NTVNews - Berita Hari Ini, Terbaru dan Viral - 13 Jul 2026, 17:00
thumbnail-author
Annisa Aldifa Keyla
Penulis
thumbnail-author
Beno Junianto
Editor
Bagikan
Ilustrasi - Selat Hormuz Ilustrasi - Selat Hormuz (Antara)

Ntvnews.id, Jakarta - Otoritas Selat Teluk Persia (PGSA) Iran menyatakan bahwa pelayaran di Selat Hormuz untuk sementara tidak dapat dilakukan menyusul adanya "pergerakan ilegal" militer Amerika Serikat di kawasan tersebut. Pernyataan itu disampaikan pada Minggu, 12 Juli 2026.

Melalui unggahan di platform media sosial X, PGSA menyampaikan bahwa, "Begitu stabilitas dan ketenangan pulih, seluruh permohonan (untuk melintasi Selat Hormuz) akan ditinjau sesuai jadwal, dan izin yang diperlukan akan dikeluarkan".

PGSA juga menegaskan bahwa izin untuk melintasi Selat Hormuz hanya dapat diperoleh melalui situs web resmi milik lembaga tersebut.

Sementara itu, Komando Pusat Amerika Serikat (CENTCOM) mengungkapkan melalui unggahan di X pada Minggu dini hari waktu setempat bahwa pihaknya telah merampungkan gelombang ketiga serangan terhadap Iran pada pekan ini.
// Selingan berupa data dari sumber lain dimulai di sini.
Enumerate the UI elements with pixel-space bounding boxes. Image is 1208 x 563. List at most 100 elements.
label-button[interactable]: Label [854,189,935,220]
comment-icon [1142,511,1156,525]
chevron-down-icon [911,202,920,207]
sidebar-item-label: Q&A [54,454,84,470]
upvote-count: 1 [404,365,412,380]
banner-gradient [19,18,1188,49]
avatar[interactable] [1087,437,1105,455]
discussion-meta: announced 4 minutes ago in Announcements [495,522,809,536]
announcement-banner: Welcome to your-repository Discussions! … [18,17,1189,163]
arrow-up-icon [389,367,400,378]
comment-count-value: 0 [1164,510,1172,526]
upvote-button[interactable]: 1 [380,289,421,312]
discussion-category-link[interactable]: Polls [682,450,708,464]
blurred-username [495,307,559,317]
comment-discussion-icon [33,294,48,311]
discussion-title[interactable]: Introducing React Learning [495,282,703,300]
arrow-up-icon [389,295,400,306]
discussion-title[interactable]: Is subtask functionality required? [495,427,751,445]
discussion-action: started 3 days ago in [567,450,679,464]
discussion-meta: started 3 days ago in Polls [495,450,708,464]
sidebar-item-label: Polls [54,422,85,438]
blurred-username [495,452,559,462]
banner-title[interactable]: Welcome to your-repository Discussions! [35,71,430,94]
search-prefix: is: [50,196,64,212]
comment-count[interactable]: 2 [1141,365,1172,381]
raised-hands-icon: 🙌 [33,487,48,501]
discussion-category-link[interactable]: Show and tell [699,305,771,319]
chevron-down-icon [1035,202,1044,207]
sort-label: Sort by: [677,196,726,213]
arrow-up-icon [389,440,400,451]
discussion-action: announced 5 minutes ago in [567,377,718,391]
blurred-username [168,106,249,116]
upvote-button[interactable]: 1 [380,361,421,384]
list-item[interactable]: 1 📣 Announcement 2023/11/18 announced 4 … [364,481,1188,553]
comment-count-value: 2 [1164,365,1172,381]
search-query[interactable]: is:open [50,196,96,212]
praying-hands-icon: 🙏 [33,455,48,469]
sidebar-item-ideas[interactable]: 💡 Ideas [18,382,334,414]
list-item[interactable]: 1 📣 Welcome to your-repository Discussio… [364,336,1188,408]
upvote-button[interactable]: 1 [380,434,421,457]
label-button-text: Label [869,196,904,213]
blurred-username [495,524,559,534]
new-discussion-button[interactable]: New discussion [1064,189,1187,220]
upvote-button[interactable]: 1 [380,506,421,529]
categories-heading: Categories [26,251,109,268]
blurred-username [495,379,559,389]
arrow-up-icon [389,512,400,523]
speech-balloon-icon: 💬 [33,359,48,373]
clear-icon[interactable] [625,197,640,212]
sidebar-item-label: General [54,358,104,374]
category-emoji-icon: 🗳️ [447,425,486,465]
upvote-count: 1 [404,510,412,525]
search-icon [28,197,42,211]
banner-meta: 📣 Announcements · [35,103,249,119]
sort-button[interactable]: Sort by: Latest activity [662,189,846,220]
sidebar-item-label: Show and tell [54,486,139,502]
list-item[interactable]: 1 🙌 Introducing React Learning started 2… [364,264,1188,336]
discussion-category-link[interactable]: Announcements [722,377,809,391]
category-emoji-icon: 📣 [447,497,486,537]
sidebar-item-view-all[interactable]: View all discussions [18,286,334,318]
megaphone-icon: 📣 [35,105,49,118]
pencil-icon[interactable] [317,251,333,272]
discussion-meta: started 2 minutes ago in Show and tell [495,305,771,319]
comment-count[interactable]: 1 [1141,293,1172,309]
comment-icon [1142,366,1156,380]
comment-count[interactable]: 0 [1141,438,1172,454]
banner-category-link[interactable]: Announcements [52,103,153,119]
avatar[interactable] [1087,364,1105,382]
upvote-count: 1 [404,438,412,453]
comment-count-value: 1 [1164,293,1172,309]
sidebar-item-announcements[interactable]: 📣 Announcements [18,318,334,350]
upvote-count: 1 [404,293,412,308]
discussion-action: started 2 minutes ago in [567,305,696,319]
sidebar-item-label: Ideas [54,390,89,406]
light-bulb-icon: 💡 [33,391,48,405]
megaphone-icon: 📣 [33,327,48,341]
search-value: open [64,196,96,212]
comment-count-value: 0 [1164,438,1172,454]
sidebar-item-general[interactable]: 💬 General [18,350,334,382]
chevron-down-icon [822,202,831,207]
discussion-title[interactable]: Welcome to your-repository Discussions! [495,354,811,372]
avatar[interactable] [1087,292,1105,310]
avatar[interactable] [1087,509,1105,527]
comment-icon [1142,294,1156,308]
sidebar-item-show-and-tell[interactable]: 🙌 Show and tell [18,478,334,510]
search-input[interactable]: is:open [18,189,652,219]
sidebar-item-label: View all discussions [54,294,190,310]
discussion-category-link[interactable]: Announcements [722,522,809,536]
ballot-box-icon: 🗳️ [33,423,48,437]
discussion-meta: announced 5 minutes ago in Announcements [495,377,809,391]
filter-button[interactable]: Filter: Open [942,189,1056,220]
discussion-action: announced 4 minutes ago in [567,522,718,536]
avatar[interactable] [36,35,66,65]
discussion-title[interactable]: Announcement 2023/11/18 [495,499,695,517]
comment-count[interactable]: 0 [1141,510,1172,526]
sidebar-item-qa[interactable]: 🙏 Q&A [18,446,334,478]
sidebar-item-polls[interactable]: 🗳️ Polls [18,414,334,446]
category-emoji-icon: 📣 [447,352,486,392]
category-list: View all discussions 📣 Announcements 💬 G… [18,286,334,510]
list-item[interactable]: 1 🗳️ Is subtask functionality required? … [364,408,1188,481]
Dalam unggahan tersebut disebutkan bahwa operasi itu dilakukan untuk "meminta pertanggungjawaban pasukan Iran atas serangan terhadap kapal komersial lain di Selat Hormuz".

Baca Juga: Selat Hormuz Memanas, Airlangga Wanti-wanti Harga Minyak Bisa Bergejolak

Di sisi lain, Angkatan Laut Korps Garda Revolusi Islam (Islamic Revolutionary Guard Corps/IRGC) Iran menyatakan pada Minggu dini hari bahwa mereka telah mencegat serta menghentikan sebuah kapal di Selat Hormuz setelah melepaskan tembakan peringatan. Menurut pernyataan tersebut, kapal itu "melakukan pelanggaran" dan diduga mematikan sistem navigasinya.

IRGC juga menyebut pasukannya menghentikan kapal kedua yang disebut "melakukan pelanggaran" di perairan yang sama. Tindakan itu dilakukan bersamaan dengan pelaksanaan serangan balasan terhadap sejumlah pangkalan militer Amerika Serikat di kawasan tersebut.